L’UE est le premier investisseur en Afrique, le premier partenaire commercial, et le premier acteur du développement du continent. Le système des préférences généralisées de l'Union européenne et les accords de partenariat économique accordent déjà des accès préférentiels au marché européen sans contrepartie commerciale pour l’Afrique.

Les travaux de la présidence française de l’UE sont guidés par des exemples ambitieux de structuration de filières industrielles, comme le câblage électrique et électronique pour l’automobile en Tunisie, par exemple. Ils tiennent compte du calendrier de modernisation des accords d’association avec les pays d’Afrique du Nord, ou encore de la mise en œuvre de l’accord post-Cotonou avec les pays d’Afrique, des Caraïbes et du Pacifique. La relance du partenariat entre l’union européenne et l’Afrique doit cependant dépasser la simple question économique, et la France en est convaincue. Alignée sur la communication du Parlement européen et du Conseil de mars 2020, intitulée « Vers une stratégie globale avec l’Afrique », la présidence française de l’UE travaille sur les défis communs de l’Afrique et de l’Europe : transition verte et accès à l’énergie, transition numérique, croissance et emplois durables, paix et migrations.

Le sommet entre l’UE et UA permettra d’impulser cette ambition renouvelée, une ambition fondée à renforcer l’intégration des chaînes de valeur entre l’Europe et l’Afrique, et à répondre à l’impératif de transitions écologiques et numériques de nos économies. Car c’est là le cœur du projet français en Europe : approfondir davantage nos liens commerciaux et les investissements durables, favoriser un climat des affaires respectueux de l’environnement et accompagner l’intégration régionale et continentale de l’Afrique. L’objectif, à terme, sera d’aboutir à un accord commercial de continent à continent.

Quel impact la mise en route de la Zlecaf peut-elle avoir sur les relations UE-UA ?

La création de la Zlecaf a d’abord pour objectif d'ouvrir l'Afrique sur elle-même, un marché qui compte environ 1,2 milliard d'habitants. Cette intégration doit s’accompagner d’une augmentation des échanges entre les pays africains, estimés en 2019 à seulement 16 % ! C’est un prérequis indispensable pour le succès de la zone de libre-échange.
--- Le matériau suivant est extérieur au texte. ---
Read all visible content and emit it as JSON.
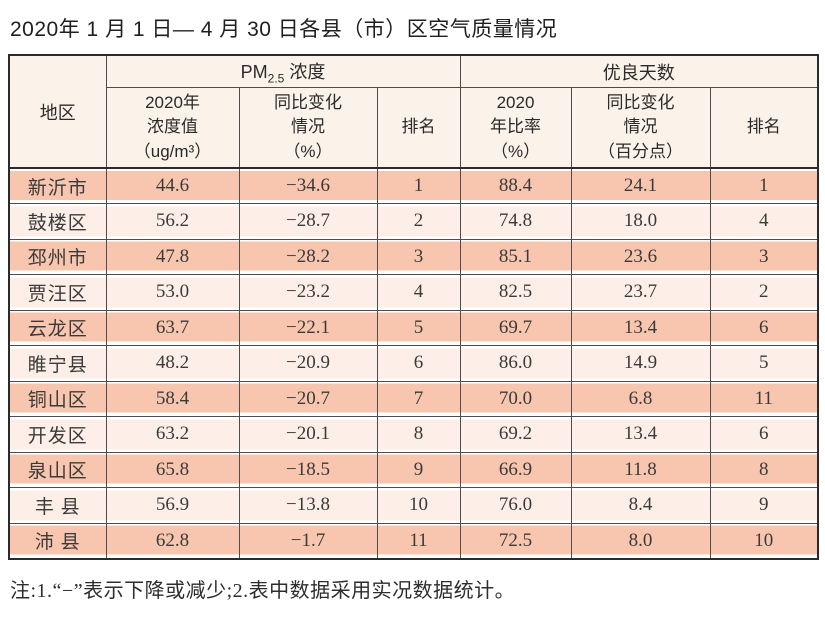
{
  "page": {
    "title": "2020年 1 月 1 日— 4 月 30 日各县（市）区空气质量情况",
    "note": "注:1.“−”表示下降或减少;2.表中数据采用实况数据统计。"
  },
  "table": {
    "header": {
      "region": "地区",
      "pm25": {
        "prefix": "PM",
        "sub": "2.5",
        "suffix": " 浓度"
      },
      "good_days": "优良天数",
      "sub_cols": {
        "pm_value": "2020年\n浓度值\n（ug/m³）",
        "pm_change": "同比变化\n情况\n（%）",
        "pm_rank": "排名",
        "gd_rate": "2020\n年比率\n（%）",
        "gd_change": "同比变化\n情况\n（百分点）",
        "gd_rank": "排名"
      }
    },
    "rows": [
      [
        "新沂市",
        "44.6",
        "−34.6",
        "1",
        "88.4",
        "24.1",
        "1"
      ],
      [
        "鼓楼区",
        "56.2",
        "−28.7",
        "2",
        "74.8",
        "18.0",
        "4"
      ],
      [
        "邳州市",
        "47.8",
        "−28.2",
        "3",
        "85.1",
        "23.6",
        "3"
      ],
      [
        "贾汪区",
        "53.0",
        "−23.2",
        "4",
        "82.5",
        "23.7",
        "2"
      ],
      [
        "云龙区",
        "63.7",
        "−22.1",
        "5",
        "69.7",
        "13.4",
        "6"
      ],
      [
        "睢宁县",
        "48.2",
        "−20.9",
        "6",
        "86.0",
        "14.9",
        "5"
      ],
      [
        "铜山区",
        "58.4",
        "−20.7",
        "7",
        "70.0",
        "6.8",
        "11"
      ],
      [
        "开发区",
        "63.2",
        "−20.1",
        "8",
        "69.2",
        "13.4",
        "6"
      ],
      [
        "泉山区",
        "65.8",
        "−18.5",
        "9",
        "66.9",
        "11.8",
        "8"
      ],
      [
        "丰 县",
        "56.9",
        "−13.8",
        "10",
        "76.0",
        "8.4",
        "9"
      ],
      [
        "沛 县",
        "62.8",
        "−1.7",
        "11",
        "72.5",
        "8.0",
        "10"
      ]
    ],
    "colors": {
      "stripe_dark": "#f8c6af",
      "stripe_light": "#fdefe8",
      "header_bg": "#fbf2e9",
      "border_dark": "#2b2b2b",
      "border_light": "#4d4d4d"
    }
  }
}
Et c’est en même temps à la Zlecaf d’aboutir à plus d’échanges, mais pour accroître ces relations commerciales, plusieurs défis persistent : l'insuffisance des infrastructures de transport, entraînant des coûts importants qui affaiblissent la compétitivité locale ; la nécessité de formaliser le commerce transfrontalier – qui est à 75 % informel en Afrique de l'Ouest – autour des produits alimentaires de base, les céréales, les produits de l'élevage, les légumes… Avec l’industrialisation du continent, l’amélioration des échanges intra-africains est un enjeu pour la sécurité alimentaire.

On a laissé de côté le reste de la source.